There was a superb piece in the Times last week by Sir Ivan Rogers, former UK permanent representative to the EU, who resigned over his profound differences with the government approach, and whose speeches on Brexit have injected much-needed sense and detailed knowledge (widely ignored by ministers) into this wretched debate. His article exposed the fantasies driving Liam Fox’s delusional trade strategy. One thing I can guarantee – what he is saying publicly, some in government will be saying privately. In print.
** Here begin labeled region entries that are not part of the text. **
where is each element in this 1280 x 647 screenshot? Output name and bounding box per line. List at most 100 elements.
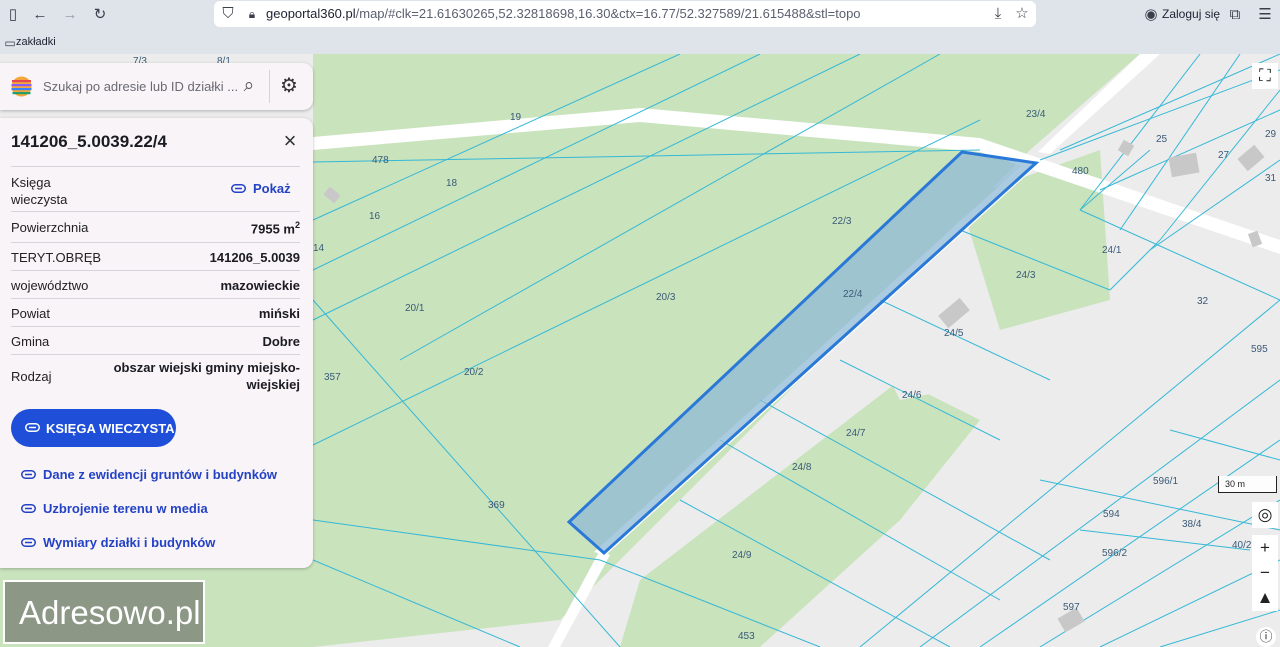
geoportal-logo-icon[interactable] (11, 76, 32, 97)
bookmarks-bar: ▭ zakładki (0, 30, 1280, 54)
parcel-label: 20/1 (405, 303, 425, 314)
teryt-value: 141206_5.0039 (209, 250, 300, 265)
scale-label: 30 m (1225, 479, 1246, 489)
parcel-label: 31 (1265, 173, 1277, 184)
info-button[interactable]: ⓘ (1256, 627, 1276, 647)
url-host: geoportal360.pl (266, 6, 356, 21)
parcel-label: 478 (372, 155, 389, 166)
parcel-label: 594 (1103, 509, 1120, 520)
fullscreen-button[interactable]: ⛶ (1252, 63, 1278, 89)
kw-show-label: Pokaż (253, 181, 291, 196)
browser-toolbar: ▯ ← → ↻ ⛉ 🔒︎ geoportal360.pl/map/#clk=21… (0, 0, 1280, 30)
link-icon (21, 538, 36, 547)
dimensions-link-label: Wymiary działki i budynków (43, 535, 216, 550)
search-icon[interactable]: ⌕ (238, 75, 260, 97)
land-registry-button-label: KSIĘGA WIECZYSTA (46, 421, 175, 436)
sidebar-toggle-icon[interactable]: ▯ (3, 5, 23, 25)
parcel-label: 24/1 (1102, 245, 1122, 256)
parcel-label: 32 (1197, 296, 1209, 307)
parcel-label: 453 (738, 631, 755, 642)
parcel-info-panel: 141206_5.0039.22/4 × Księga wieczysta Po… (0, 118, 313, 568)
parcel-label: 480 (1072, 166, 1089, 177)
parcel-label: 20/2 (464, 367, 484, 378)
parcel-label: 24/8 (792, 462, 812, 473)
lock-icon[interactable]: 🔒︎ (242, 4, 262, 24)
gear-icon[interactable]: ⚙ (278, 75, 300, 97)
parcel-label: 596/2 (1102, 548, 1127, 559)
shield-icon[interactable]: ⛉ (218, 4, 238, 24)
scale-bar: 30 m (1218, 476, 1277, 493)
back-arrow-icon[interactable]: ← (30, 5, 50, 25)
menu-icon[interactable]: ☰ (1255, 5, 1275, 25)
parcel-label: 24/7 (846, 428, 866, 439)
address-bar[interactable]: ⛉ 🔒︎ geoportal360.pl/map/#clk=21.6163026… (214, 1, 1036, 27)
voivodeship-value: mazowieckie (220, 278, 301, 293)
kw-label: Księga wieczysta (11, 175, 68, 207)
parcel-label: 14 (313, 243, 325, 254)
url-path: /map/#clk=21.61630265,52.32818698,16.30&… (355, 6, 861, 21)
extensions-icon[interactable]: ⧉ (1225, 5, 1245, 25)
parcel-label: 22/4 (843, 289, 863, 300)
parcel-label: 24/9 (732, 550, 752, 561)
login-label[interactable]: Zaloguj się (1162, 7, 1220, 21)
parcel-label: 20/3 (656, 292, 676, 303)
search-input[interactable]: Szukaj po adresie lub ID działki ... (43, 79, 238, 94)
watermark: Adresowo.pl (3, 580, 205, 644)
download-icon[interactable]: ⤓ (988, 4, 1008, 24)
area-value: 7955 m2 (251, 220, 300, 236)
parcel-label: 40/2 (1232, 540, 1252, 551)
area-number: 7955 m (250, 221, 295, 237)
parcel-label: 23/4 (1026, 109, 1046, 120)
land-registry-button[interactable]: KSIĘGA WIECZYSTA (11, 409, 176, 447)
parcel-label: 597 (1063, 602, 1080, 613)
county-label: Powiat (11, 306, 51, 321)
star-icon[interactable]: ☆ (1012, 4, 1032, 24)
voivodeship-label: województwo (11, 278, 89, 293)
county-row: Powiat miński (11, 298, 300, 326)
parcel-label: 25 (1156, 134, 1168, 145)
type-value: obszar wiejski gminy miejsko-wiejskiej (113, 360, 300, 392)
voivodeship-row: województwo mazowieckie (11, 270, 300, 298)
county-value: miński (258, 306, 300, 321)
forward-arrow-icon[interactable]: → (60, 5, 80, 25)
parcel-label: 38/4 (1182, 519, 1202, 530)
parcel-label: 19 (510, 112, 522, 123)
parcel-id-title: 141206_5.0039.22/4 (11, 132, 167, 151)
commune-value: Dobre (262, 334, 300, 349)
parcel-label: 596/1 (1153, 476, 1178, 487)
commune-label: Gmina (11, 334, 50, 349)
parcel-label: 16 (369, 211, 381, 222)
parcel-label: 22/3 (832, 216, 852, 227)
parcel-label: 27 (1218, 150, 1230, 161)
parcel-label: 24/3 (1016, 270, 1036, 281)
link-icon (25, 423, 40, 432)
locate-button[interactable]: ◎ (1252, 502, 1278, 528)
parcel-label: 24/5 (944, 328, 964, 339)
link-icon (21, 470, 36, 479)
bookmarks-folder[interactable]: zakładki (16, 36, 56, 48)
zoom-in-button[interactable]: + (1252, 535, 1278, 561)
land-records-link-label: Dane z ewidencji gruntów i budynków (43, 467, 278, 482)
url-text[interactable]: geoportal360.pl/map/#clk=21.61630265,52.… (266, 6, 861, 21)
utilities-link-label: Uzbrojenie terenu w media (43, 501, 208, 516)
divider (269, 70, 270, 103)
teryt-label: TERYT.OBRĘB (11, 250, 102, 265)
commune-row: Gmina Dobre (11, 326, 300, 354)
parcel-label: 24/6 (902, 390, 922, 401)
link-icon (21, 504, 36, 513)
compass-button[interactable]: ▲ (1252, 585, 1278, 611)
close-icon[interactable]: × (279, 130, 301, 152)
reload-icon[interactable]: ↻ (90, 5, 110, 25)
parcel-label: 29 (1265, 129, 1277, 140)
area-unit-exponent: 2 (294, 220, 300, 230)
zoom-out-button[interactable]: − (1252, 560, 1278, 586)
parcel-label: 595 (1251, 344, 1268, 355)
watermark-text: Adresowo.pl (19, 594, 201, 631)
kw-row: Księga wieczysta Pokaż (11, 166, 300, 211)
type-label: Rodzaj (11, 369, 52, 384)
account-icon[interactable]: ◉ (1141, 5, 1161, 25)
parcel-label: 18 (446, 178, 458, 189)
type-row: Rodzaj obszar wiejski gminy miejsko-wiej… (11, 354, 300, 396)
parcel-label: 369 (488, 500, 505, 511)
area-label: Powierzchnia (11, 220, 89, 235)
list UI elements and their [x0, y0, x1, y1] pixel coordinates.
If Brexit goes ahead, whether via May’s deal or no-deal, the tenor of the public inquiry will be on these lines… ‘Given the welter of advice, given the severity of the warnings, given all the evidence, why did you proceed on the basis that you did, pursuing the strategy that you did?’

It is a question that not just May, but every cabinet minister, and many senior civil servants, will have to answer. Some are writing those answers already, getting retaliation in early. The joint article of cabinet ministers Amber Rudd, David Gauke and Greg Clark, making clear their preparedness to rebel against May in the event of no-deal becoming policy, was on one level a piece of tough politics. It was also a manifestation of the breakdown of collective responsibility under the increasingly disrespected prime minister. But it was also a note for the record, to be used in their defence when the day of reckoning comes. ‘I tried, your Honour, oh how I tried…’ Considering the scale of calamity predicted for May’s miserable deal, let alone no-deal, I am not sure that will be enough.

If I was a senior figure in the Brexit process, I would be hoping to be a real-life castaway on a real-life desert island by the time the public inquiry comes. Cameron, May, Johnson, Hunt, Javid, Davis, Hammond, Raab… depending in part on what you do in the coming days and weeks, you guys are in for one hell of a beating.

To all who think that will be a thoroughly deserved outcome, get writing.

Make sure you mark everything ‘CC: As Yet Unnamed Judge Leading Future Public Inquiry’.